Dans une usine chimique, 200 l de peroxyde d’hydrogène à 60 % (H202, oxydant puissant) déborde, vers 9 h, depuis le trou d’homme d’une cuve de stockage lors de son remplissage par un camion de livraison. Le produit s’écoule au sol. L’opérateur détecte le débordement et stoppe manuellement le dépotage. Les secours internes arrosent la cuve et les vapeurs émises. L’intervention se termine à 9h30.

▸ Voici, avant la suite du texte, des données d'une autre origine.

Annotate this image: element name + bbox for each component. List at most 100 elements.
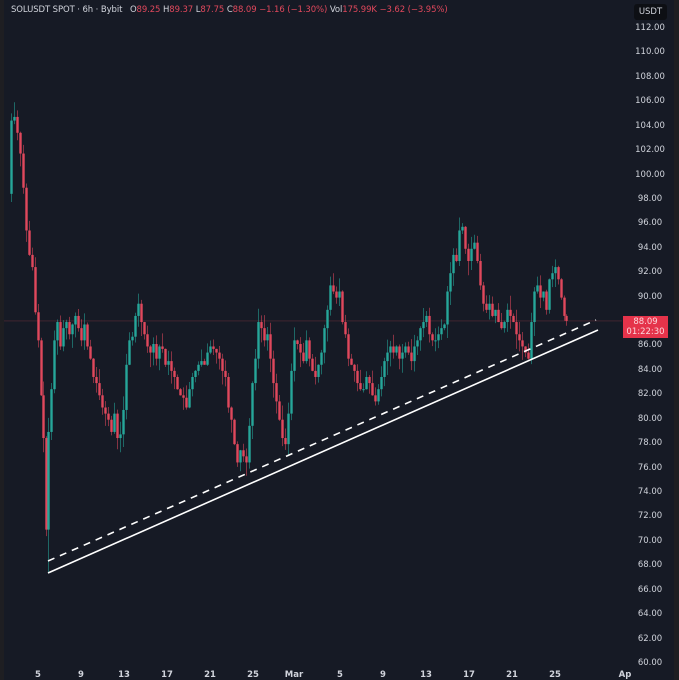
candle-body [434,340,437,342]
candle-body [509,309,512,316]
time-axis-label: Mar [284,670,304,680]
time-axis-label: Ap [618,670,632,680]
candle-body [152,344,155,353]
candle-body [392,346,395,353]
candle-body [302,352,305,362]
candle-body [239,450,242,463]
candle-body [206,352,209,365]
candle-body [254,358,257,384]
price-axis-label: 106.00 [635,96,665,107]
candle-body [332,285,335,292]
candle-countdown: 01:22:30 [626,327,665,337]
candle-body [260,322,263,329]
price-axis-label: 92.00 [637,267,663,278]
candle-body [59,322,62,347]
candle-body [281,419,284,439]
high-label: H [162,5,170,15]
candle-body [101,395,104,408]
candle-body [83,324,86,341]
open-label: O [129,5,137,15]
candle-body [287,413,290,445]
candle-body [299,344,302,353]
candle-body [191,376,194,390]
candle-body [398,346,401,359]
candle-body [326,309,329,329]
candle-body [365,376,368,390]
candle-body [446,291,449,325]
candle-body [10,120,13,194]
candle-body [62,328,65,347]
high-value: 89.37 [169,5,194,15]
candle-body [449,273,452,292]
candle-body [455,254,458,261]
price-axis-label: 82.00 [637,389,663,400]
candle-body [212,346,215,349]
candle-body [404,346,407,353]
candle-body [170,361,173,371]
change-value: −1.16 (−1.30%) [259,5,328,15]
candle-body [470,248,473,261]
price-axis-label: 78.00 [637,438,663,449]
candle-body [185,397,188,408]
time-axis-label: 5 [337,670,343,680]
candle-body [131,336,134,341]
price-axis-label: 70.00 [637,535,663,546]
symbol-title[interactable]: SOLUSDT SPOT · 6h · Bybit [11,5,123,15]
candle-body [518,334,521,341]
candle-body [530,322,533,359]
candle-body [158,346,161,359]
candle-body [221,358,224,371]
candle-body [89,346,92,359]
candle-body [173,370,176,377]
candle-body [203,361,206,365]
dashed-trendline[interactable] [47,319,597,562]
candle-body [565,315,568,321]
candle-body [476,242,479,261]
time-axis-label: 17 [463,670,475,680]
candle-body [557,267,560,280]
candle-body [428,315,431,335]
candle-body [28,230,31,255]
candle-body [356,370,359,384]
candle-body [104,407,107,414]
price-axis-label: 84.00 [637,364,663,375]
candle-body [248,425,251,463]
candle-body [230,407,233,420]
currency-button[interactable]: USDT [634,4,667,20]
price-axis-label: 60.00 [637,657,663,668]
candle-body [107,413,110,420]
candle-body [161,346,164,349]
candle-body [275,383,278,402]
candle-body [341,291,344,323]
price-axis-label: 110.00 [635,47,665,58]
candle-body [488,303,491,310]
candle-body [380,376,383,390]
time-axis-label: 13 [118,670,130,680]
candle-body [491,303,494,316]
candle-body [188,389,191,408]
price-axis-label: 102.00 [635,145,665,156]
candle-body [92,358,95,377]
candle-body [458,230,461,261]
candle-body [149,346,152,353]
candle-body [461,226,464,231]
candle-body [533,291,536,323]
candle-body [464,226,467,249]
candle-body [236,444,239,463]
candle-body [383,361,386,377]
candle-body [506,309,509,323]
candle-body [308,340,311,359]
candle-body [563,297,566,316]
candle-body [290,370,293,414]
candle-body [335,291,338,298]
candle-body [227,376,230,408]
candle-body [116,413,119,439]
candle-body [473,242,476,249]
candle-body [68,322,71,335]
solid-trendline[interactable] [47,329,599,574]
volume-change: −3.62 (−3.95%) [379,5,448,15]
candle-body [200,361,203,365]
price-axis-label: 64.00 [637,609,663,620]
candle-body [314,370,317,377]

L’enquête menée par l’exploitant montre que :

  • le capteur de niveau haut de la cuve n’a pas fonctionné en raison de l’oxydation de son connecteur due au milieu corrosif ;

  • la société co-exploitatrice de la cuve de peroxyde d’hydrogène n’avait pas soutiré le volume prévu et n’en avait pas informé l’exploitant qui avait commandé la livraison ;

  • les opérateurs de l’exploitant ont donc commencé le remplissage alors que le volume à dépoter (24 m³) ne tenait pas dans la cuve de 51,4 m³ contenant déjà 35 m³.

Pour éviter ce type d’accident, l’exploitant met en place les mesures suivantes :

rappel aux opérateurs de l’unité de vérifier le volume disponible de la cuve avant le remplissage ;

  • consigne de relève du volume disponible dans la cuve avant dépotage et mise par écrit du volume relevé sur une fiche de niveau cuve ;

  • remplacement du capteur de niveau et définition de sa durée de vie utile (celui-ci avait plus de 4 ans) ;

  • augmentation de la fréquence de contrôle du capteur de niveau (1 fois par trimestre au lieu de 1 fois par an) ;

  • installation d’un capteur de niveau continu pour chaque cuve en tant que niveau haut, l’ancien capteur de niveau (à flotteur) est utilisé comme une sécurité indépendante de niveau très haut ;

  • améliorer la communication avec la société co-utilisatrice de la cuve de peroxyde d’hydrogène.